The United States had just landed a man on the moon, but it was deeply mired in the mud of Vietnam and torn apart by domestic dissent. Moscow had reason to believe that capitalism was approaching its final phase and needed just another push. Western Europe was barely recovering from the upheaval of May ’68, and was still at odds with Uncle Sam. Leanings in “nonaligned” Latin America, Africa and Asia were more pro-Soviet than pro-American. The KGB, along with its dedicated junior partners such as the Romanian Securitate and the East-German Stasi, were fostering anti-western terrorist groups from Palestinian and Irish nationalist organizations through ultra-left urban terrorists such as the Italian Red Brigades and the (West-)German Red Army or Baader-Meinhof Gang. Through this prism, it was not too hard to portray Israel as damaging US efforts to improve relations with the Moslem world. The KGB constantly underwrote anti-Israeli and anti-Western subversion – the notorious “Jackal” Carlos was recruited and financed by the Soviets through Palestinian allies and much of his activity was aimed at Israel. The superpower contest was waged by proxy wars in the Middle East, Latin America, Asia and any other scene of opportunity from the space race to the Olympic Games.

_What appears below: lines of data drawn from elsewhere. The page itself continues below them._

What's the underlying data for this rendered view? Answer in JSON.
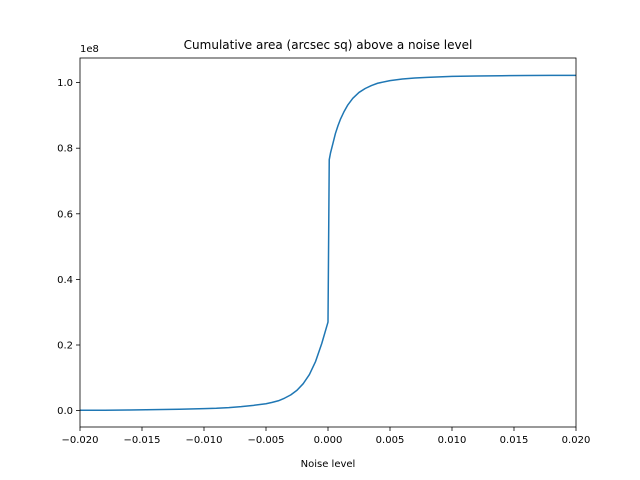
{
  "chart_data": {
    "type": "line",
    "title": "Cumulative area (arcsec sq) above a noise level",
    "xlabel": "Noise level",
    "ylabel": "",
    "y_offset_label": "1e8",
    "xlim": [
      -0.02,
      0.02
    ],
    "ylim": [
      -0.05,
      1.075
    ],
    "grid": false,
    "line_color": "#1f77b4",
    "x_ticks": [
      -0.02,
      -0.015,
      -0.01,
      -0.005,
      0.0,
      0.005,
      0.01,
      0.015,
      0.02
    ],
    "x_tick_labels": [
      "−0.020",
      "−0.015",
      "−0.010",
      "−0.005",
      "0.000",
      "0.005",
      "0.010",
      "0.015",
      "0.020"
    ],
    "y_ticks": [
      0.0,
      0.2,
      0.4,
      0.6,
      0.8,
      1.0
    ],
    "y_tick_labels": [
      "0.0",
      "0.2",
      "0.4",
      "0.6",
      "0.8",
      "1.0"
    ],
    "series": [
      {
        "x": [
          -0.02,
          -0.018,
          -0.016,
          -0.014,
          -0.012,
          -0.01,
          -0.009,
          -0.008,
          -0.007,
          -0.006,
          -0.005,
          -0.0045,
          -0.004,
          -0.0035,
          -0.003,
          -0.0025,
          -0.002,
          -0.0015,
          -0.001,
          -0.0005,
          0.0,
          0.0001,
          0.0002,
          0.0004,
          0.0006,
          0.0008,
          0.001,
          0.0013,
          0.0016,
          0.002,
          0.0025,
          0.003,
          0.0035,
          0.004,
          0.005,
          0.006,
          0.007,
          0.008,
          0.01,
          0.012,
          0.014,
          0.016,
          0.018,
          0.02
        ],
        "y": [
          0.001,
          0.001,
          0.002,
          0.003,
          0.004,
          0.006,
          0.007,
          0.009,
          0.012,
          0.016,
          0.021,
          0.025,
          0.03,
          0.038,
          0.048,
          0.062,
          0.082,
          0.11,
          0.15,
          0.205,
          0.27,
          0.765,
          0.785,
          0.815,
          0.845,
          0.868,
          0.888,
          0.912,
          0.932,
          0.952,
          0.97,
          0.982,
          0.991,
          0.998,
          1.006,
          1.011,
          1.014,
          1.016,
          1.019,
          1.02,
          1.021,
          1.0215,
          1.022,
          1.022
        ]
      }
    ]
  }
}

The Phantoms did arrive in Israel and went into action, but so many of them were shot down by the Soviet regulars’ SAMs that Israel was constrained to accept a cease-fire, ending the War of Attrition a year after Andropov’s initiative. The USSR immediately resumed preparation of the Egyptian Army for the complex operation of crossing the Suez Canal; more importantly, the Egyptians and Soviets violated the truce right away by advancing the anti-aircraft missile shield up to the canal bank, creating the protective envelope that would enable the cross-canal attack in the Yom Kippur War three years later.
One can’t tell whether Andropov considered those 5,000 rupees well spent. This was one of many small operations that the fearsome Soviet superpower conducted against real or perceived adversaries. We do know that since soon after Israel’s establishment in 1948, it was a major target for the KGB, and remains one for the latter’s successor agency in foreign intelligence, the SVR. Andropov progressed from spy chief to the top leadership of the Soviet Union; decades after the USSR broke up, another KGB product now occupies the same Kremlin office in post-Soviet Russia. History has come full circle.